[<prev] [next>] [<thread-prev] [thread-next>] [day] [month] [year] [list]
Message-ID: <da59b028-b472-4ac1-b893-2f17496fb384@bytedance.com>
Date: Thu, 12 Sep 2024 17:28:39 +0800
From: Qi Zheng <zhengqi.arch@...edance.com>
To: Muchun Song <muchun.song@...ux.dev>
Cc: LKML <linux-kernel@...r.kernel.org>,
Linux Memory Management List <linux-mm@...ck.org>,
linux-arm-kernel@...ts.infradead.org, linuxppc-dev@...ts.ozlabs.org,
David Hildenbrand <david@...hat.com>, hughd@...gle.com, willy@...radead.org,
vbabka@...nel.org, akpm@...ux-foundation.org, rppt@...nel.org,
vishal.moola@...il.com, peterx@...hat.com, ryan.roberts@....com,
christophe.leroy2@...soprasteria.com
Subject: Re: [PATCH v3 01/14] mm: pgtable: introduce
pte_offset_map_{ro|rw}_nolock()
Hi Muchun,
On 2024/9/6 15:20, Muchun Song wrote:
>
>
> On 2024/9/4 16:40, Qi Zheng wrote:
>> Currently, the usage of pte_offset_map_nolock() can be divided into the
>> following two cases:
>>
>> 1) After acquiring PTL, only read-only operations are performed on the
>> PTE
>> page.

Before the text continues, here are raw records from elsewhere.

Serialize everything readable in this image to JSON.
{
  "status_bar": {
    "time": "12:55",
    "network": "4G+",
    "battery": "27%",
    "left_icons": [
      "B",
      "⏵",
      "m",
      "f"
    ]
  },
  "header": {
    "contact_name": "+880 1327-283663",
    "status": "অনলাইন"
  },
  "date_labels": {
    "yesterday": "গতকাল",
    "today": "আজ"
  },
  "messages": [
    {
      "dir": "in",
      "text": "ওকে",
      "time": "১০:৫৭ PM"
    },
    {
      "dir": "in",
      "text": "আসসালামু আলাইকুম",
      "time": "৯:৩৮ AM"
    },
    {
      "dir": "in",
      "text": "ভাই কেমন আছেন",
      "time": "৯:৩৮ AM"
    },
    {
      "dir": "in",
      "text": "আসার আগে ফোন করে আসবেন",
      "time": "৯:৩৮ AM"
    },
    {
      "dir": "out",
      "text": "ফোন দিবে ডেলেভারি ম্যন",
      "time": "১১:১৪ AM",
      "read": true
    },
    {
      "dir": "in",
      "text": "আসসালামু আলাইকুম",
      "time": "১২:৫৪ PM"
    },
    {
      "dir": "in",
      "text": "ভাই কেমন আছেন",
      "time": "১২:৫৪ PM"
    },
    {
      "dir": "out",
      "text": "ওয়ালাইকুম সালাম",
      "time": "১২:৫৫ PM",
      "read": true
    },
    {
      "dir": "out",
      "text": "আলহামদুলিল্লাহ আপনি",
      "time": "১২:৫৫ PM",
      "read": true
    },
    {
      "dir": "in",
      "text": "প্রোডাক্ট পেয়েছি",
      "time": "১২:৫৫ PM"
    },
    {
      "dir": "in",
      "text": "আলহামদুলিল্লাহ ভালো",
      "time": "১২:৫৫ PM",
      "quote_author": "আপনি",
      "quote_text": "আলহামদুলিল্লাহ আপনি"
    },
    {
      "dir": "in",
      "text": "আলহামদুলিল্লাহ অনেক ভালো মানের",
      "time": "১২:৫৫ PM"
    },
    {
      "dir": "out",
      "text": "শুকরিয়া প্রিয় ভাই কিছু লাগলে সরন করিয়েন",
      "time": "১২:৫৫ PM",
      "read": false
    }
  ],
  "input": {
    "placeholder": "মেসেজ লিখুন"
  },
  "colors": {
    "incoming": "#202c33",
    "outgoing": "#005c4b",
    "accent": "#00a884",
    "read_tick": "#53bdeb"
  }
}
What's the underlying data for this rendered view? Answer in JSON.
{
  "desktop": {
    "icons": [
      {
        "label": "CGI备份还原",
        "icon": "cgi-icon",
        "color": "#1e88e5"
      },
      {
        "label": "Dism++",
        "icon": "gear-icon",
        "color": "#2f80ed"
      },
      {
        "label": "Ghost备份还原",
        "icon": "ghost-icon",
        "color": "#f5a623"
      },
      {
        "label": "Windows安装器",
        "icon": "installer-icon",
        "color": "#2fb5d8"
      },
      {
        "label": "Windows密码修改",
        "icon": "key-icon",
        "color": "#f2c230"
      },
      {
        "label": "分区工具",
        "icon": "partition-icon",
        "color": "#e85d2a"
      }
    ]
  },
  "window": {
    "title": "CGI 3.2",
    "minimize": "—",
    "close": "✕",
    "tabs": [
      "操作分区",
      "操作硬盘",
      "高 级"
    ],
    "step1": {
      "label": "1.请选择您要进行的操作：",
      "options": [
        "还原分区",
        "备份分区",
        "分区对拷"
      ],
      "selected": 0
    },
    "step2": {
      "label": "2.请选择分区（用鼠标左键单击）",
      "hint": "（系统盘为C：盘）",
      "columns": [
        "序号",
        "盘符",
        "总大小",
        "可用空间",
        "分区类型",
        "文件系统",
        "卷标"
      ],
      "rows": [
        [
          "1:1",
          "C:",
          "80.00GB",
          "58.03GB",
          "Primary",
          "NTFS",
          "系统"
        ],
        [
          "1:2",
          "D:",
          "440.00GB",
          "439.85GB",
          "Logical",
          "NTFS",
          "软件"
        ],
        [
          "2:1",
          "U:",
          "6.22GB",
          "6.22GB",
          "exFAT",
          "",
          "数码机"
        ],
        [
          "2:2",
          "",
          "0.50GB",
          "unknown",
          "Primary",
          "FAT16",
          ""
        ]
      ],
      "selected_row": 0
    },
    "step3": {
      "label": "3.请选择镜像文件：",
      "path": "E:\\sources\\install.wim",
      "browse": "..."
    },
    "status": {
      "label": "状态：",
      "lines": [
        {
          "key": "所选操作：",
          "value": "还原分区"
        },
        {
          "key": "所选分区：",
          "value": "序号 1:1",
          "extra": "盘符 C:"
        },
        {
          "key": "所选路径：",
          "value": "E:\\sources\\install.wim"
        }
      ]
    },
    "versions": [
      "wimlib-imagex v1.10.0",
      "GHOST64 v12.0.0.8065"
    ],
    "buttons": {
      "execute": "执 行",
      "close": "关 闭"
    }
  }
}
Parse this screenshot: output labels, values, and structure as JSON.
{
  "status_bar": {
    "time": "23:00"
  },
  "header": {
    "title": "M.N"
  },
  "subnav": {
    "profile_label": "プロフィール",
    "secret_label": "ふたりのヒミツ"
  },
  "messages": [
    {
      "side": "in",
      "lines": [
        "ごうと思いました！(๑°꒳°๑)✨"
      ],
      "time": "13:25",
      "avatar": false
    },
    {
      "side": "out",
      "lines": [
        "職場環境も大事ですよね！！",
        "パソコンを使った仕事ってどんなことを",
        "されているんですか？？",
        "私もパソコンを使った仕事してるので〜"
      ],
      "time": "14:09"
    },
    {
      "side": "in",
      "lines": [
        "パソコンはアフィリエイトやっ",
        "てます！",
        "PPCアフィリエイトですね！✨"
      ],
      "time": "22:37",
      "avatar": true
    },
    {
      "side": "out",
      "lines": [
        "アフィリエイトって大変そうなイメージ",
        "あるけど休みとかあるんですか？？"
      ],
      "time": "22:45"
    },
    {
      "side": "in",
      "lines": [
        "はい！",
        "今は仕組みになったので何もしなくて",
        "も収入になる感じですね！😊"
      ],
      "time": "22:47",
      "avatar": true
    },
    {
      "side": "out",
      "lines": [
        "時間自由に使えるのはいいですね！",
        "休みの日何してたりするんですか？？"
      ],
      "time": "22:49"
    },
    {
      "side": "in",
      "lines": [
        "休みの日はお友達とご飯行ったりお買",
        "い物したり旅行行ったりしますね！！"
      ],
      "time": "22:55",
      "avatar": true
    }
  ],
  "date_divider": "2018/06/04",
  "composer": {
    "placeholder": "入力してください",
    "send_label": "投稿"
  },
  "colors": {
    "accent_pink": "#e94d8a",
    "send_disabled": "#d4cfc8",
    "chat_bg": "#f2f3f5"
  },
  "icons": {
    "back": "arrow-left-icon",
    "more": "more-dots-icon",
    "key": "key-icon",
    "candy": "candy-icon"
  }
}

In this case, the RCU lock in pte_offset_map_nolock() will
>> ensure
>> that the PTE page will not be freed, and there is no need to worry
>> about whether the pmd entry is modified.
>>
>> 2) After acquiring PTL, the pte or pmd entries may be modified. At this
>> time, we need to ensure that the pmd entry has not been modified
>> concurrently.
>>
>> To more clearing distinguish between these two cases, this commit
>> introduces two new helper functions to replace pte_offset_map_nolock().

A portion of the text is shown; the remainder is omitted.